March 13 2017 BLX Chart

The Bitcoin industry has voiced a variety of opinions on the topic. Chris Burniske, the Blockchain Products Lead analyst at Ark Invest submitted a comment to the SEC in November, stating "We are not convinced that the bitcoin markets are ready to handle the potentially outsized demands that an open-end fund would place on the nascent bitcoin ecosystem."

"We see no reason to rush in securitizing what could be one of the greatest innovations of the 21st Century," states Burniske. “Given the robust market behavior post the bitcoin ETF [denial], it certainly seems the [world] has a new irreverent asset class.”

Gyft founder and CEO at Civic Vinny Lingham echoed the statement on twitter. “Approval of a Bitcoin ETF in 2017 is premature & will open the door to institutional market manipulators, putting retail investors at risk,” he argued. “What about hedge funds using cheap money to short the ETF? Shorting BTC with fiat is bad.”

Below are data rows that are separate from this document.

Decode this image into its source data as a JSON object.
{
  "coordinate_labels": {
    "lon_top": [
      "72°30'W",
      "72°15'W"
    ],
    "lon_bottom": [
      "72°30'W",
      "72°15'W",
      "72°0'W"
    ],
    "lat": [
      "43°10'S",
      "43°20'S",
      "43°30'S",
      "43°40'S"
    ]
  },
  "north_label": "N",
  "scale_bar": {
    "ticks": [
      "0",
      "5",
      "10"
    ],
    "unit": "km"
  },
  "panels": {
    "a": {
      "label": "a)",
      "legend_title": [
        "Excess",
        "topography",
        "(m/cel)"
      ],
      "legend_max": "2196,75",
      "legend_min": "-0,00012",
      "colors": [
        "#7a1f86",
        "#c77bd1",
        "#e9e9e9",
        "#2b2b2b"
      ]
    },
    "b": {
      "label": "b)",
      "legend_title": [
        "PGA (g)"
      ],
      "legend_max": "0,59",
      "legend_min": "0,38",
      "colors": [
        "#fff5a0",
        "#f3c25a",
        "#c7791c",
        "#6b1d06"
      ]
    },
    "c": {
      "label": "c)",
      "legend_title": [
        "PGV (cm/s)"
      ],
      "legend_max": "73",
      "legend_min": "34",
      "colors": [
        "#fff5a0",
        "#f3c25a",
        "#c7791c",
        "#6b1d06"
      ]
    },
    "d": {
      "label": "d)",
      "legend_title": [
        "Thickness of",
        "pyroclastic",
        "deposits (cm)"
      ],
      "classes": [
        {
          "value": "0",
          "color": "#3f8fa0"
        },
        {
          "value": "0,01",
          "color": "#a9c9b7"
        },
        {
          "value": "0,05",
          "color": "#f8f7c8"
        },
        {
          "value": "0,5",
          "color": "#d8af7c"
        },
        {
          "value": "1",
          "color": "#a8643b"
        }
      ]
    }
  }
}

Author and speaker Andreas Antonopoulos tweeted, “If you measure bitcoin's success by the approval of the incumbent and obsolete industry it replaces, you're doing it wrong.” He went on to say, “The ETF was denied because bitcoin can't be regulated, can't be surveilled. Feature, not bug.” The host of RT’s Keiser Report, Max Keiser, came to the same conclusion. “The reason to buy Bitcoin is the same as reason why SEC rejected the ETF. Can't be regulated. SEC confirmed no. 1 reason to own Bitcoin.”